On the instructions of Commandant Ernesto Che Guevara, president of the National Bank of Cuba, Law No. 891 referring to the nationalization of the Banks was drafted and proposed, approved by the Council of Ministers on October 13, 1960, "with the objective of definitively eliminating the economic power of the privileged interests that were conspiring against the people" and to guarantee that the banking function would only be carried out by the State as the only way of exercising the economic sovereignty of the nation.
The text of the legislation included a historical assessment of the role of U.S. banks: "One of the most effective tools of imperialist meddling in our historical development has been represented by the operation of U.S. commercial banks, which have served as a financial vehicle to facilitate the monopolistic actions of U.S. companies in Cuba and for the massive invasion of the country by imperialist capital (...)".
In October 1960, U.S. and private banks related to Yankee interests were operating on the island, which during the pre-revolutionary period played an essential role in the corruption of the state apparatus, with the theft of national wealth promoted by the governments in power, which facilitated the evasion of taxes and tariffs.
This binomial of financiers from the North, along with the internal lackeys as remnants of the neocolonial power structure, formed an important bulwark for the first aggressive plans and actions that were orchestrated in Washington against the Caribbean territory.
The law affected five parastatal credit institutions and 44 private banks, six of them foreign, and declared the Cuban National Bank as the only remaining of all those private institutions.
Another decree law, 382, applied the same provision to large companies owned by the bourgeoisie, among them 105 sugar mills, 37 banks, as well as their 300 offices spread throughout the archipelago.

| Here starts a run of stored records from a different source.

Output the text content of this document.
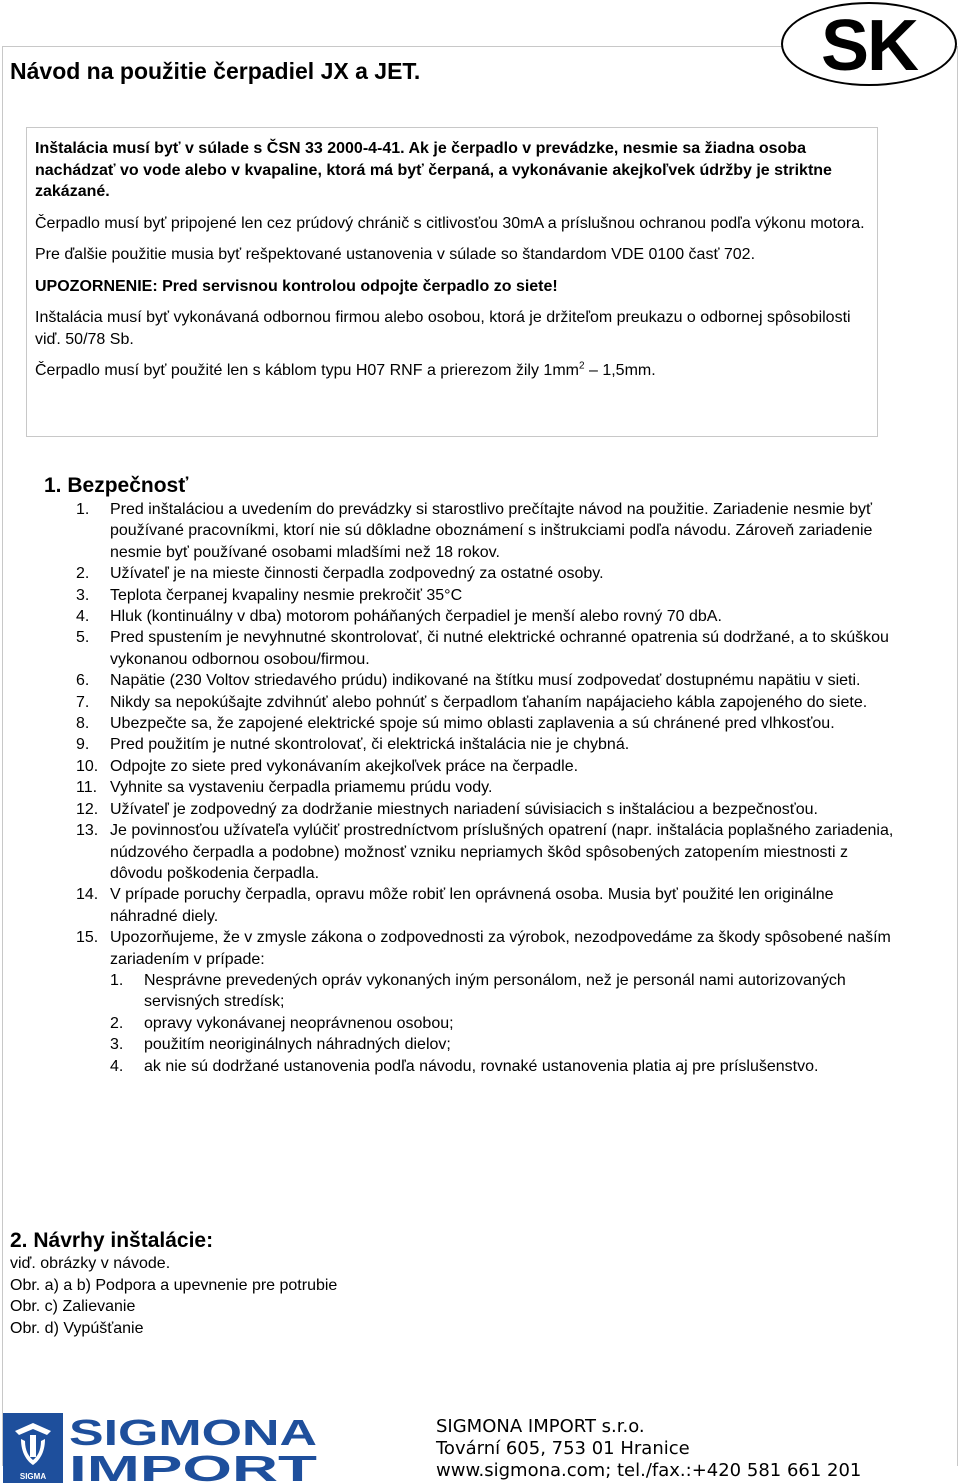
SK
Návod na použitie čerpadiel JX a JET.

Inštalácia musí byť v súlade s ČSN 33 2000-4-41. Ak je čerpadlo v prevádzke, nesmie sa žiadna osoba nachádzať vo vode alebo v kvapaline, ktorá má byť čerpaná, a vykonávanie akejkoľvek údržby je striktne zakázané.

Čerpadlo musí byť pripojené len cez prúdový chránič s citlivosťou 30mA a príslušnou ochranou podľa výkonu motora.

Pre ďalšie použitie musia byť rešpektované ustanovenia v súlade so štandardom VDE 0100 časť 702.

UPOZORNENIE: Pred servisnou kontrolou odpojte čerpadlo zo siete!

Inštalácia musí byť vykonávaná odbornou firmou alebo osobou, ktorá je držiteľom preukazu o odbornej spôsobilosti viď. 50/78 Sb.

Čerpadlo musí byť použité len s káblom typu H07 RNF a prierezom žily $1mm^2 - 1,5mm$.

1. Bezpečnosť
1.	Pred inštaláciou a uvedením do prevádzky si starostlivo prečítajte návod na použitie. Zariadenie nesmie byť používané pracovníkmi, ktorí nie sú dôkladne oboznámení s inštrukciami podľa návodu. Zároveň zariadenie nesmie byť používané osobami mladšími než 18 rokov.
2.	Užívateľ je na mieste činnosti čerpadla zodpovedný za ostatné osoby.
3.	Teplota čerpanej kvapaliny nesmie prekročiť 35°C
4.	Hluk (kontinuálny v dba) motorom poháňaných čerpadiel je menší alebo rovný 70 dbA.
5.	Pred spustením je nevyhnutné skontrolovať, či nutné elektrické ochranné opatrenia sú dodržané, a to skúškou vykonanou odbornou osobou/firmou.
6.	Napätie (230 Voltov striedavého prúdu) indikované na štítku musí zodpovedať dostupnému napätiu v sieti.
7.	Nikdy sa nepokúšajte zdvihnúť alebo pohnúť s čerpadlom ťahaním napájacieho kábla zapojeného do siete.
8.	Ubezpečte sa, že zapojené elektrické spoje sú mimo oblasti zaplavenia a sú chránené pred vlhkosťou.
9.	Pred použitím je nutné skontrolovať, či elektrická inštalácia nie je chybná.
10. Odpojte zo siete pred vykonávaním akejkoľvek práce na čerpadle.
11. Vyhnite sa vystaveniu čerpadla priamemu prúdu vody.
12. Užívateľ je zodpovedný za dodržanie miestnych nariadení súvisiacich s inštaláciou a bezpečnosťou.
13. Je povinnosťou užívateľa vylúčiť prostredníctvom príslušných opatrení (napr. inštalácia poplašného zariadenia, núdzového čerpadla a podobne) možnosť vzniku nepriamych škôd spôsobených zatopením miestnosti z dôvodu poškodenia čerpadla.
14. V prípade poruchy čerpadla, opravu môže robiť len oprávnená osoba. Musia byť použité len originálne náhradné diely.
15. Upozorňujeme, že v zmysle zákona o zodpovednosti za výrobok, nezodpovedáme za škody spôsobené naším zariadením v prípade:
1.	Nesprávne prevedených opráv vykonaných iným personálom, než je personál nami autorizovaných servisných stredísk;
2.	opravy vykonávanej neoprávnenou osobou;
3.	použitím neoriginálnych náhradných dielov;
4.	ak nie sú dodržané ustanovenia podľa návodu, rovnaké ustanovenia platia aj pre príslušenstvo.
2. Návrhy inštalácie:
viď. obrázky v návode.
Obr. a) a b) Podpora a upevnenie pre potrubie
Obr. c) Zalievanie
Obr. d) Vypúšťanie
SIGMA
SIGMONA
IMPORT
SIGMONA IMPORT s.r.o.
Tovární 605, 753 01 Hranice
www.sigmona.com; tel./fax.:+420 581 661 201
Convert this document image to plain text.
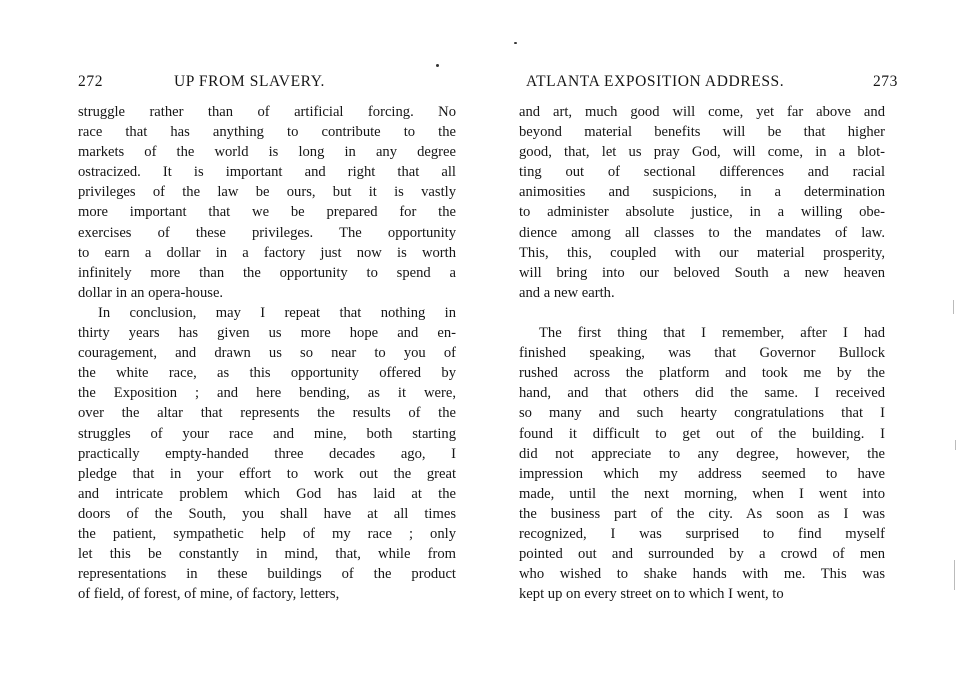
272	UP FROM SLAVERY.
struggle rather than of artificial forcing. No
race that has anything to contribute to the
markets of the world is long in any degree
ostracized. It is important and right that all
privileges of the law be ours, but it is vastly
more important that we be prepared for the
exercises of these privileges. The opportunity
to earn a dollar in a factory just now is worth
infinitely more than the opportunity to spend a
dollar in an opera-house.
In conclusion, may I repeat that nothing in
thirty years has given us more hope and en-
couragement, and drawn us so near to you of
the white race, as this opportunity offered by
the Exposition ; and here bending, as it were,
over the altar that represents the results of the
struggles of your race and mine, both starting
practically empty-handed three decades ago, I
pledge that in your effort to work out the great
and intricate problem which God has laid at the
doors of the South, you shall have at all times
the patient, sympathetic help of my race ; only
let this be constantly in mind, that, while from
representations in these buildings of the product
of field, of forest, of mine, of factory, letters,
ATLANTA EXPOSITION ADDRESS.	273
and art, much good will come, yet far above and
beyond material benefits will be that higher
good, that, let us pray God, will come, in a blot-
ting out of sectional differences and racial
animosities and suspicions, in a determination
to administer absolute justice, in a willing obe-
dience among all classes to the mandates of law.
This, this, coupled with our material prosperity,
will bring into our beloved South a new heaven
and a new earth.

The first thing that I remember, after I had
finished speaking, was that Governor Bullock
rushed across the platform and took me by the
hand, and that others did the same. I received
so many and such hearty congratulations that I
found it difficult to get out of the building. I
did not appreciate to any degree, however, the
impression which my address seemed to have
made, until the next morning, when I went into
the business part of the city. As soon as I was
recognized, I was surprised to find myself
pointed out and surrounded by a crowd of men
who wished to shake hands with me. This was
kept up on every street on to which I went, to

The legislation also determined the forced expropriation of 382 companies, including the aforementioned 105 sugar mills; 18 distilleries, alcoholic beverage, construction, transportation and food companies, among others.
That nationalization of the private business sector, completed with the same procedure in the banking system, struck a decisive blow to the internal sectors allied to the imperialist plans against the country, which in that distant 1960 wanted to reinstate the neocolonial republic, while opening the way to the profound and definitive economic and social changes of the Revolution.

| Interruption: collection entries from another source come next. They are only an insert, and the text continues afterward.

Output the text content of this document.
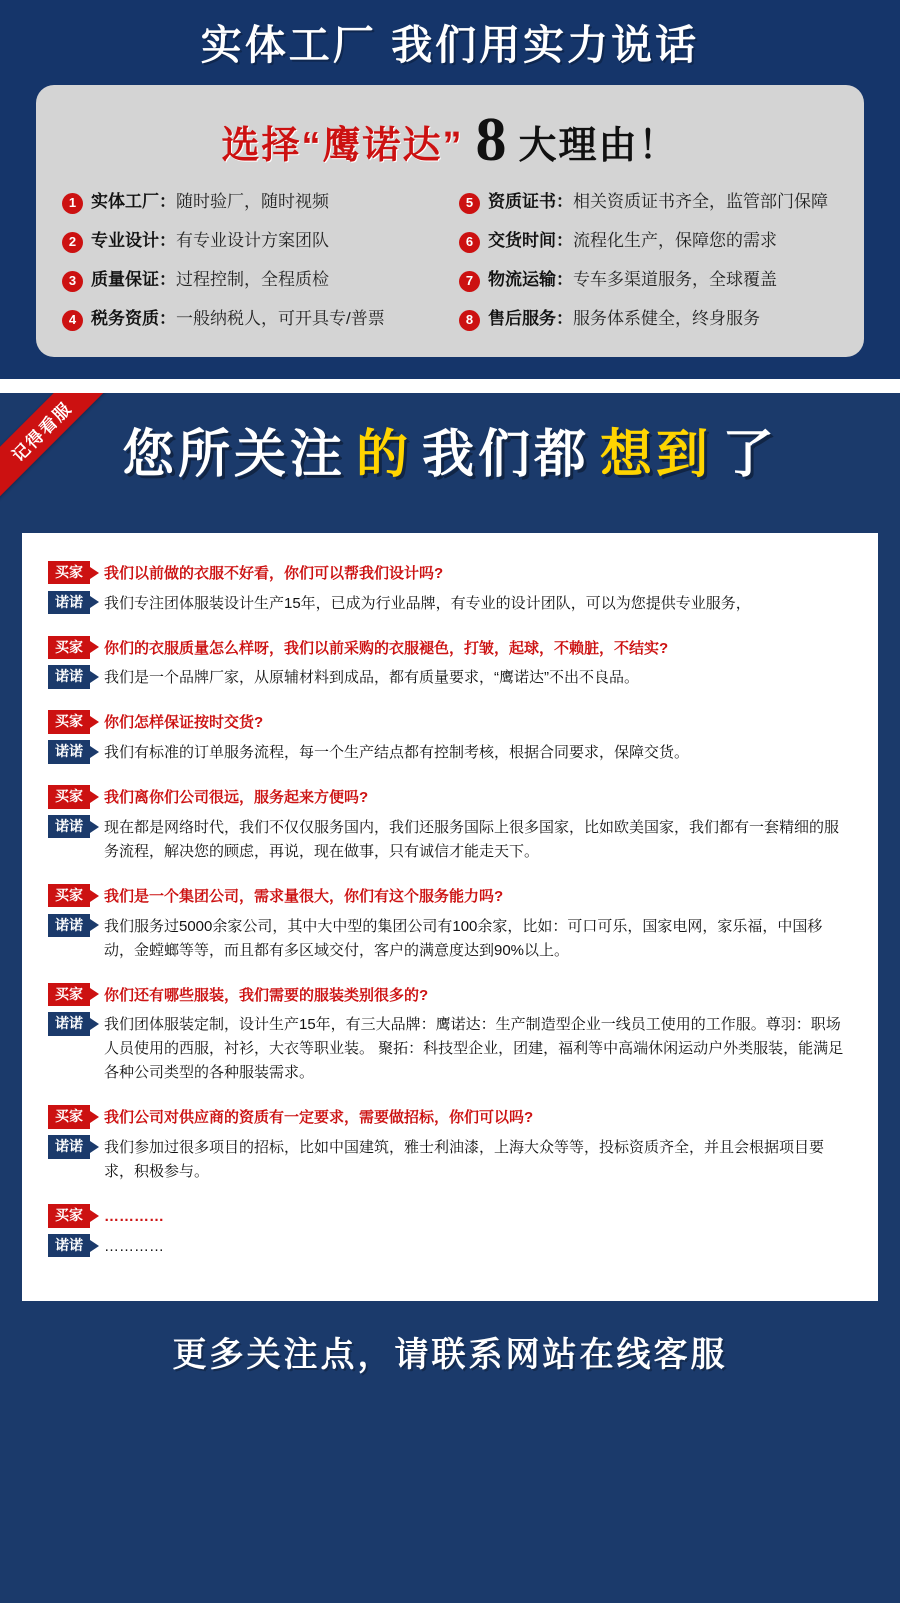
实体工厂 我们用实力说话
选择“鹰诺达” 8 大理由！
1 实体工厂：随时验厂，随时视频	5 资质证书：相关资质证书齐全，监管部门保障
2 专业设计：有专业设计方案团队	6 交货时间：流程化生产，保障您的需求
3 质量保证：过程控制，全程质检	7 物流运输：专车多渠道服务，全球覆盖
4 税务资质：一般纳税人，可开具专/普票	8 售后服务：服务体系健全，终身服务
记得看服 您所关注 的 我们都 想到 了
买家	我们以前做的衣服不好看，你们可以帮我们设计吗?
诺诺	我们专注团体服装设计生产15年，已成为行业品牌，有专业的设计团队，可以为您提供专业服务，
买家	你们的衣服质量怎么样呀，我们以前采购的衣服褪色，打皱，起球，不赖脏，不结实?
诺诺	我们是一个品牌厂家，从原辅材料到成品，都有质量要求，“鹰诺达”不出不良品。
买家	你们怎样保证按时交货?
诺诺	我们有标准的订单服务流程，每一个生产结点都有控制考核，根据合同要求，保障交货。
买家	我们离你们公司很远，服务起来方便吗?
诺诺	现在都是网络时代，我们不仅仅服务国内，我们还服务国际上很多国家，比如欧美国家，我们都有一套精细的服务流程，解决您的顾虑，再说，现在做事，只有诚信才能走天下。
买家	我们是一个集团公司，需求量很大，你们有这个服务能力吗?
诺诺	我们服务过5000余家公司，其中大中型的集团公司有100余家，比如：可口可乐，国家电网，家乐福，中国移动，金螳螂等等，而且都有多区域交付，客户的满意度达到90%以上。
买家	你们还有哪些服装，我们需要的服装类别很多的?
诺诺	我们团体服装定制，设计生产15年，有三大品牌：鹰诺达：生产制造型企业一线员工使用的工作服。尊羽：职场人员使用的西服，衬衫，大衣等职业装。 聚拓：科技型企业，团建，福利等中高端休闲运动户外类服装，能满足各种公司类型的各种服装需求。
买家	我们公司对供应商的资质有一定要求，需要做招标，你们可以吗?
诺诺	我们参加过很多项目的招标，比如中国建筑，雅士利油漆，上海大众等等，投标资质齐全，并且会根据项目要求，积极参与。
买家	…………
诺诺	…………
更多关注点，请联系网站在线客服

The media campaigns, historically enemies, have presented these first expropriations as disproportionate and unjustified acts by Cuba against Yankee interests and as the causes that provoked, from the beginning, the deterioration and breakup of relations between the two nations, since Washington had no choice but to defend its violated interests.
However, more than six months before the enactment of those laws, on March 16 of that same year, President Dwight D. Eisenhower approved the first "Covert Action Program against the Castro Regime", which included intelligence operations, economic blockade, international isolation, terrorist plans, subversion, propaganda and finally direct aggression to put an end to the Cuban Revolution.

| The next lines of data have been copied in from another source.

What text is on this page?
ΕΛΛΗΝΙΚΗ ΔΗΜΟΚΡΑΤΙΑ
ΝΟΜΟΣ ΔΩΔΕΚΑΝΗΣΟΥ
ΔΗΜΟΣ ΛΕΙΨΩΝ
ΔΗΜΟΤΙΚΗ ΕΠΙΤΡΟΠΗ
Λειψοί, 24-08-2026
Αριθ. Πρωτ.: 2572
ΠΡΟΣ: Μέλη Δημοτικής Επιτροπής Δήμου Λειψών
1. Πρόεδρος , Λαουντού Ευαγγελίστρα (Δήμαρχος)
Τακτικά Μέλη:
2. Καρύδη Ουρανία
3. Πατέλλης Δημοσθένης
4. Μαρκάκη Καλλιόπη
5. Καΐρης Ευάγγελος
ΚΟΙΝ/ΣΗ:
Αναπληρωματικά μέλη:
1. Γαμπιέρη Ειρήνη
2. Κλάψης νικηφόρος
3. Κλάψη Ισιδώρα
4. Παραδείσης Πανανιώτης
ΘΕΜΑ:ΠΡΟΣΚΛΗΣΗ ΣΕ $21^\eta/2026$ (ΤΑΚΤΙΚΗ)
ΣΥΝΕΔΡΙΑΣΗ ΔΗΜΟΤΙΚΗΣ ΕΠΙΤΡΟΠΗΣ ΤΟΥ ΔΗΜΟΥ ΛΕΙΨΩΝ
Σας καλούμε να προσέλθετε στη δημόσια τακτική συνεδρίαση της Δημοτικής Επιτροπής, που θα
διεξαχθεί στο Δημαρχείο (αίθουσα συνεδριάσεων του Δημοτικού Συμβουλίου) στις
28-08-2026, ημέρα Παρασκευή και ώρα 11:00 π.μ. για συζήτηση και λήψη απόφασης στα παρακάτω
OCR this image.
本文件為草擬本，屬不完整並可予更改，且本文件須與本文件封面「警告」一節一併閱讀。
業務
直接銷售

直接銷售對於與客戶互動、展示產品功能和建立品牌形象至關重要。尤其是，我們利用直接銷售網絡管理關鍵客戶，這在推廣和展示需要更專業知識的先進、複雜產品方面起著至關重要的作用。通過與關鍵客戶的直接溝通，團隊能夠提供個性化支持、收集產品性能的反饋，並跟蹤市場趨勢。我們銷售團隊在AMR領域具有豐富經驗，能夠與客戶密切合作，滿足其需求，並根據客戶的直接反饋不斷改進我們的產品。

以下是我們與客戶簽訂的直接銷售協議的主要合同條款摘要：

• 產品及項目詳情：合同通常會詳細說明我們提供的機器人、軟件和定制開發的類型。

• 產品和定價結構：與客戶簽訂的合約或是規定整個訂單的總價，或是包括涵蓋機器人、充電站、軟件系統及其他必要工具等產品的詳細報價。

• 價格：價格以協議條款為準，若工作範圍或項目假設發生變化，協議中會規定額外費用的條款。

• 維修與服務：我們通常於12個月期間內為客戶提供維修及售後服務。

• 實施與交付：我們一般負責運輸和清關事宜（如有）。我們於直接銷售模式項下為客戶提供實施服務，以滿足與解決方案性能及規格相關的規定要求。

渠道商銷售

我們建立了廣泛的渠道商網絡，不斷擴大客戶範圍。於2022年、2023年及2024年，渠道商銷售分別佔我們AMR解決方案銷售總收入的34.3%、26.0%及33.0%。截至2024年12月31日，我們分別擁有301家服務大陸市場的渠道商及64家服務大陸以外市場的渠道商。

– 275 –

The program also revealed the use of U.S. businessmen with companies in Cuba to finance and serve as cover for CIA activities to support the internal counterrevolution.
Although before Eisenhower's approval of this plan, in practice it was applied in all its magnitude in sabotage in the cities, burning of sugar cane, uprisings, terrorist attacks such as the one that occurred on March 4 with the blowing up of the steamship La Coubre that was carrying arms and ammunition acquired by Havana in Belgium, which was considered by the Cuban leadership as "a prelude to the aggressions.
Sixty-two years have passed since those measures were taken, but beyond their important legal significance, history has shown that they were also actions in defense of the nation against the beginning of the most widespread economic war waged by U.S. imperialism against a country.